Te juro que sentí vergüenza por mí mismo; yo era chorro pero no asesino. La
sangre empezó a gotearle por la boca. A pesar de todo, logró mirarme por
última vez a los ojos, y le dije:
—Ahora si Huguito… ¡quien ríe último… ríe mejor!.
El viejo se desplomó contra la butaca, y cayó muerto en el fondo de la cabina,
que ya empezaba a inundarse de sangre fresca.
Histérico, lo cubrí con una bolsa arpillera que encontré por ahí y lo envolví
como a un matambre… ¡un final digno para un miserable! Subí el cadáver a mi
504 desvencijado y me deshice de él, enterrándolo en el fondo de mi rancho.
Mas tarde volví al revistero, para buscar plata. Todo ex presidiario aprendió a
guardar sus morlacos con él, por eso imaginé que ahí habría algo de dinero.

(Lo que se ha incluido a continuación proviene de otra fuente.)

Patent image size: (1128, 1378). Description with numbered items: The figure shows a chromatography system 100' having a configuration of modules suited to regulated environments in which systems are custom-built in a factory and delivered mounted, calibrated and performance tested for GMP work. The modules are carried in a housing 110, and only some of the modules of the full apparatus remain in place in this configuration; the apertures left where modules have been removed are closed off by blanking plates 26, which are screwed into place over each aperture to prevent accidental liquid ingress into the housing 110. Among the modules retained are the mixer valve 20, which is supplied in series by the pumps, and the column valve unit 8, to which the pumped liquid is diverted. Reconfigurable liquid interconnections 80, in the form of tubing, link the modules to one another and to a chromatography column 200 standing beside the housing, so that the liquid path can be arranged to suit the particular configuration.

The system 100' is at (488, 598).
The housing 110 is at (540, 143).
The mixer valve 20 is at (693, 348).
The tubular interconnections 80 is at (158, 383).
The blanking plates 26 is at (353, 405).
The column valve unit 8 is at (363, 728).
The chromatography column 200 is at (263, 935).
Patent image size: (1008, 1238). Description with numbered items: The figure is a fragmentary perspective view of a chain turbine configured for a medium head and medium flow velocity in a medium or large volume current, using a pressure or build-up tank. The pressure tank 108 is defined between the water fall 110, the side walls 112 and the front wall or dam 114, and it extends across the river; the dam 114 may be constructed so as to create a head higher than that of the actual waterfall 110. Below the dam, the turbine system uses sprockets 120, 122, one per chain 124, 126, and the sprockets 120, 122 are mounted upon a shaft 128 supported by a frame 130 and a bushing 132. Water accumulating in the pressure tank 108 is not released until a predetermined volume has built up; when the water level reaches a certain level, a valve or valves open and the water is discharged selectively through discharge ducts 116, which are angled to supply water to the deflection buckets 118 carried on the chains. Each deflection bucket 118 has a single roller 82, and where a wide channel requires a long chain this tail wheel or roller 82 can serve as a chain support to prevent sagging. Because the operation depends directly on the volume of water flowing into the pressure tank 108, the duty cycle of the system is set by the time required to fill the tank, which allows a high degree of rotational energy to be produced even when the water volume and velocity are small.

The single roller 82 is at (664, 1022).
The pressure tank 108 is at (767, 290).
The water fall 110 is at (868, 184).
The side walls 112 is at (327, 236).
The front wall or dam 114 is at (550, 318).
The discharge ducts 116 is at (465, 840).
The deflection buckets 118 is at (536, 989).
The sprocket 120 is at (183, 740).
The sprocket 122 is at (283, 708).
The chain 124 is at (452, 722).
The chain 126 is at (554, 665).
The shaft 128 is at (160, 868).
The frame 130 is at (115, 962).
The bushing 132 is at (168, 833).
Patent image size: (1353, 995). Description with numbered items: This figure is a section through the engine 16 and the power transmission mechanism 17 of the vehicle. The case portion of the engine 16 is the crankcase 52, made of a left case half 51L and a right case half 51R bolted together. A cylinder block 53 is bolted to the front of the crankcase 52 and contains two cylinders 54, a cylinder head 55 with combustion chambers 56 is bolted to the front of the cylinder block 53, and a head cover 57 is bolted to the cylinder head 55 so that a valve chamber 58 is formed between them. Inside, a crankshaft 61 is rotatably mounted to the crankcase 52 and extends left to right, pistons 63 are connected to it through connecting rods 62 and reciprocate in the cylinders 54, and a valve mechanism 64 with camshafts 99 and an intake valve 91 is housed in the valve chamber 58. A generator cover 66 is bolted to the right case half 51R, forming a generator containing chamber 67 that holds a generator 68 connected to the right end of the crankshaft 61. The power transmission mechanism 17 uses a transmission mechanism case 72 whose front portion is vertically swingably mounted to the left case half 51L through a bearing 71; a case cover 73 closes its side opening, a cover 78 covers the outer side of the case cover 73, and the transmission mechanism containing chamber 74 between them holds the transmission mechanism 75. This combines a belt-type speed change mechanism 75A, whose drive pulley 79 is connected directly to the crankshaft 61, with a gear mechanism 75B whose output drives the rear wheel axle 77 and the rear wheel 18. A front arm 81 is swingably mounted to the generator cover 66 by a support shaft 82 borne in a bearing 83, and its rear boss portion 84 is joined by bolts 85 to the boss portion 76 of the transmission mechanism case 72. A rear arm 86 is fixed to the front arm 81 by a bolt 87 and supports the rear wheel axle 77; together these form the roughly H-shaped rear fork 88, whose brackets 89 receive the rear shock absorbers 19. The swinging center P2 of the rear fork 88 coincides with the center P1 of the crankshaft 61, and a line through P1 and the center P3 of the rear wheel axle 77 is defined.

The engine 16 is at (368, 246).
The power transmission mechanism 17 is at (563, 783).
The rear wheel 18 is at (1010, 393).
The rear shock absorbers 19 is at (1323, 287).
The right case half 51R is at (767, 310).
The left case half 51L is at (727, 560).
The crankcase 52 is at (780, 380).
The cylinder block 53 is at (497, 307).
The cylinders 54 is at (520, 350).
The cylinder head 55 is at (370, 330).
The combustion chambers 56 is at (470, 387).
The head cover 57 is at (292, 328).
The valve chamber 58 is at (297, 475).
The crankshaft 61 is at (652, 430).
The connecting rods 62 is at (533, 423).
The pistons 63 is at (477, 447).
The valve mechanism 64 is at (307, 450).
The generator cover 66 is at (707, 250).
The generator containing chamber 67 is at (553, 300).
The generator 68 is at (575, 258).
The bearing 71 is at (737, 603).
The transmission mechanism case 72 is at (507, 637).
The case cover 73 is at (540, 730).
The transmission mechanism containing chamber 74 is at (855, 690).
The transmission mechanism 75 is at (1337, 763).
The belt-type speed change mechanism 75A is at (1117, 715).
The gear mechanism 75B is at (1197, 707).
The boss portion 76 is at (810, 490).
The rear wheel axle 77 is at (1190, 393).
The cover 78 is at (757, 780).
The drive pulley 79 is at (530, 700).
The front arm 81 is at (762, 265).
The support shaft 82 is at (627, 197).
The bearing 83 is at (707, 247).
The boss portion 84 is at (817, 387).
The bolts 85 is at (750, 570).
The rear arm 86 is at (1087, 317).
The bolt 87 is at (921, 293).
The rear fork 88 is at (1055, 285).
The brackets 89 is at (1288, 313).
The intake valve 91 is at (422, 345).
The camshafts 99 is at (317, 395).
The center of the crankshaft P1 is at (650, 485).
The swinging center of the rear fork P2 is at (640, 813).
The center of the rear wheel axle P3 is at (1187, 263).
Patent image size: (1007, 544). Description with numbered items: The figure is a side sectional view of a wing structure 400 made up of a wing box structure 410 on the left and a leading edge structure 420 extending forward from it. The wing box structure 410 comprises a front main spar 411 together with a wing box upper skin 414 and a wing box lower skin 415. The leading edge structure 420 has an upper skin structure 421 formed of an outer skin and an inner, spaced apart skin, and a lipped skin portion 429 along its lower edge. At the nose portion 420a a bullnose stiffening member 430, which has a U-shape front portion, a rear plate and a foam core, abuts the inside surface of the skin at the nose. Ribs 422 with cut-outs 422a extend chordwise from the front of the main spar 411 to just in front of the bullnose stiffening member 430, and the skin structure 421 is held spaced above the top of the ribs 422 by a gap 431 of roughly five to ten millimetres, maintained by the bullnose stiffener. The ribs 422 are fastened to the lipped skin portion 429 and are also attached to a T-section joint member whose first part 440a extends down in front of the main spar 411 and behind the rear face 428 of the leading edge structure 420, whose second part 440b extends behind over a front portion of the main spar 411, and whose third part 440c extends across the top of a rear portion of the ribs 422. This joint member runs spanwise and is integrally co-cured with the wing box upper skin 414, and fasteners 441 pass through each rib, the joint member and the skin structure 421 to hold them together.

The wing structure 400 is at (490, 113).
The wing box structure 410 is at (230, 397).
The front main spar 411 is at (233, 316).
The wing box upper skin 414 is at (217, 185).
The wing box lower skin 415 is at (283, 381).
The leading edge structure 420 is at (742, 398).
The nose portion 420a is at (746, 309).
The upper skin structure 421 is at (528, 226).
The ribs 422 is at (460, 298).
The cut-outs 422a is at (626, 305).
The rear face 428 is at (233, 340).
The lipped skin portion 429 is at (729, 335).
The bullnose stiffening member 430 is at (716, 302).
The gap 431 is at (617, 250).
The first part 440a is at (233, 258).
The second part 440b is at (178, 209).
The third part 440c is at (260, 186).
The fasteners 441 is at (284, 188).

Revolví por todos lados, pero no encontré nada, hasta que cerca de las 9.30
cayó un pendejo, preguntando por Hugo. Reconozco que no supe manejar la
situación, estaba aterrado por lo que había pasado hacia una hora: la
puñalada, la sangre, el entierro.
Primero le dije que agarre su periódico y se vaya pero ahí nomás me contestó:
“¡Decime donde está Hugo o te cago a trompadas!” Me fastidié tanto que salí a
pelearle, pero él se me abalanzó primero y cuando subió a la cabina, se quedó
mirando sus zapatillas manchadas de sangre.
Nos quedamos mudos durante 10 segundos, y mientras el pibe estaba
distraído tomé la cuchilla y me abalancé sobre él, cortándole la mejilla.
Reaccioné tarde y me pegó en el brazo para que soltara el arma. Intenté
agacharme para recuperarla, y antes de que me levantara, ya tenía ensartado el
filo cerca de mi corazón.
—Te equivocaste conmigo, pibe... —le dije. Me senté y cerré los ojos, pero aún
estaba vivo.

El amigo de Hugo permaneció rígido, como enajenado, parado mirando a la


pared. Estuvo así, como si escuchara a un espectro, durante 5 minutos.
En la mano tenía un ticket de la Provincial, en el que se leía bien grande el
numero al que le había jugado: el 48, “El Muerto que habla”.
Soltó el cuchillo y antes de que vuelva en sí, sujeté bien fuerte el puñal y se lo
ensarté en la pierna primero y en la espalda después.
Lo último que recuerdo son gritos de una señora que llamaba a la policía.